7. Toutefois, cette brève note, rédigée après une réunion des parties sur le site, tout en concluant, sur la base des seules constatations visuelles de l’expert, qu’aucun désordre notable n’est actuellement à retenir, que le litige repose uniquement sur des suppositions et des craintes, et que l’interdiction d’accès aux véhicules de plus de 3,5 tonnes sur le quai Watier n’a plus lieu d’être, précise également que « l’état de la berge reste à caractériser » et qu’il devra analyser les documents et éléments fournis afin d’apporter des précisions et indique qu’il est encore trop tôt pour répondre aux questions posées dans l’ordonnance le désignant en qualité d’expert, faute de possession et d’analyse des éléments techniques sur le sujet. Cette note n’était dès lors pas de nature à remettre en cause les conclusions du pré rapport du premier expert du 9 mai 2019, M. B..., désigné par une ordonnance du président du tribunal administratif de Versailles du 19 juillet 2018 à la demande de SNCF Réseau. Aux termes de ce rapport, établi sur la base de plusieurs études de 2016, 2018 et 2019, effectuées notamment par le Cerema pour le compte de la SNCF, de diagnostic géotechnique de la berge ainsi que de calculs de stabilité de celle-ci, l’expert conclut que cette berge au droit du 8 quai Watier n’est pas dimensionnée pour un trafic poids-lourds. Il ressort en outre des pièces du dossier que postérieurement à l’arrêté en litige un affaissement de la berge a été constaté et des travaux de confortement entrepris.


8. Dès lors, à la date de l’arrêté en litige, le maire de Chatou en estimant qu’il disposait d’éléments suffisants pour estimer que les restrictions de circulation imposées par les deux arrêtés des 5 juin 2019 et 27 janvier 2021 n’étaient plus adaptées et nécessaires pour prévenir le risque d’atteinte à la sécurité des usagers au droit du 8 quai Watier a commis une erreur d’appréciation. Par ailleurs, il ne ressort pas des pièces du dossier que ces deux arrêtés, qui ne visent que les véhicules de plus de 3,5 tonnes, et n’affectaient que la desserte des propriétés de la société Chatou Watier et du golf de l’Ile Fleurie, portent une atteinte disproportionnée à la liberté de circulation.
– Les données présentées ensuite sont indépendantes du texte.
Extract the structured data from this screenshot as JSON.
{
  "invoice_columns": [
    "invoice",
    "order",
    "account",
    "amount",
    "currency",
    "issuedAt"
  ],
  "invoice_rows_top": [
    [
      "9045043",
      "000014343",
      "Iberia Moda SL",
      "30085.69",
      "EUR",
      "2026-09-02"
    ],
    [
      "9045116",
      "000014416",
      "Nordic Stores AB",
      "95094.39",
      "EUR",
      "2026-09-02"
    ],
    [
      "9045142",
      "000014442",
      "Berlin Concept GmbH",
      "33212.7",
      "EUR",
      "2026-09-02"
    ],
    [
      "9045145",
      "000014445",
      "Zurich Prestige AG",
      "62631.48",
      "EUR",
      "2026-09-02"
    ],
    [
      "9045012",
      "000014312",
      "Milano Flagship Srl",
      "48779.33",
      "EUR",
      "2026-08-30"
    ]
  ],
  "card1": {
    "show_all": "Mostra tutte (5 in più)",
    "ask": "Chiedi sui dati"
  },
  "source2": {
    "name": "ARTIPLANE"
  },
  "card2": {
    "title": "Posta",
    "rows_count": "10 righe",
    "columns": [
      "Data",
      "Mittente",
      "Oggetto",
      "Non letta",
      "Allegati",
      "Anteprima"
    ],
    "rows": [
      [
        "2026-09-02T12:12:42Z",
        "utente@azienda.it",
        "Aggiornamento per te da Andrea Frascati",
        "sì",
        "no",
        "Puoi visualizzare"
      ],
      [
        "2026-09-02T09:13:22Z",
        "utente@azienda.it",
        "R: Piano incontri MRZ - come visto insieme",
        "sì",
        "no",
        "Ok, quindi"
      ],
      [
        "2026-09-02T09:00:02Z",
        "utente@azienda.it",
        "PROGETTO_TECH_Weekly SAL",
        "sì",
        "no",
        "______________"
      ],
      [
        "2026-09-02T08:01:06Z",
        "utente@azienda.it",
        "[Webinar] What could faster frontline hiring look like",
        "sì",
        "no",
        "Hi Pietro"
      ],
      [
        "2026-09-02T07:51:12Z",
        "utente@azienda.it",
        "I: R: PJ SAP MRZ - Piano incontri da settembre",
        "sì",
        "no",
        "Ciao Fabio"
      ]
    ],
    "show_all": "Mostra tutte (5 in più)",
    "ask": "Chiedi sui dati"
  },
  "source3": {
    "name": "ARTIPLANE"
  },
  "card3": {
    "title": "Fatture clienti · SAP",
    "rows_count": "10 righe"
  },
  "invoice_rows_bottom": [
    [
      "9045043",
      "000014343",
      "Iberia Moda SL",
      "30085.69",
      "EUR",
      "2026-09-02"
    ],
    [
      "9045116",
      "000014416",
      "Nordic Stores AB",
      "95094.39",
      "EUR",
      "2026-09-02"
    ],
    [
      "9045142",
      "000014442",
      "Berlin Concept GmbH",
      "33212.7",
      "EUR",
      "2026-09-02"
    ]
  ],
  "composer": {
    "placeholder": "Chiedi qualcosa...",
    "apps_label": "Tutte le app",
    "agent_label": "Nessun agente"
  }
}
9. Il résulte de ce qui précède que la commune de Chatou n’est pas fondée à soutenir que c’est à tort que, par le jugement attaqué, le tribunal administratif de Versailles a annulé l’arrêté du du 19 avril 2021 par lequel le maire a abrogé les arrêtés n°s 2019-0395 et 2021-0053 des 5 juin 2019 et 27 janvier 2021 ordonnant respectivement l’interdiction de la circulation des véhicules d’un poids supérieur à 3,5 tonnes et l’installation temporaire d’un portique d’une hauteur de 2,40 m, au droit du n° 8 du quai Watier sur l’Ile des Impressionnistes.


Sur les frais liés au litige :


10. L’article L. 761-1 du code de justice administrative fait obstacle à ce qu’une somme au titre des frais de justice soit mise à la charge de M. et Mme C... qui ne sont pas la partie perdante à la présente instance. En revanche, il y a lieu, dans les circonstances de l’espèce, de mettre à la charge de la commune de Chatou une somme de 2 000 euros au titre des frais exposés par M. et Mme C... et non compris dans les dépens sur ce même fondement.






DÉCIDE :





Article 1er : La requête est rejetée.

Article 2 : La commune de Chatou versera à M. et Mme C... une somme de 2 000 euros au titre de l’article L. 761-1 du code de justice administrative.

Article 3 : Le présent arrêt sera notifié à M. et Mme C... et à la commune de Chatou.


Délibéré après l’audience du 6 novembre 2025, à laquelle siégeaient :

- M. Bernard Even, premier vice-président, président de chambre,
- Mme Aventino, première conseillère,
- M. Hervé Cozic, premier conseiller.

Rendu public par mise à disposition au greffe le 20 novembre 2025.

La rapporteure,
B. Aventino
Le président,
B. Even

La rapporteure,
B. AVENTINO
Le président,
B. EVEN

La greffière,
I. Szymanski
La greffière,
SZYMANSKI


La République mande et ordonne au préfet des Hauts-de-Seine en ce qui le concerne ou à tous commissaires de justice à ce requis en ce qui concerne les voies de droit commun contre les parties privées, de pourvoir à l'exécution de la présente décision.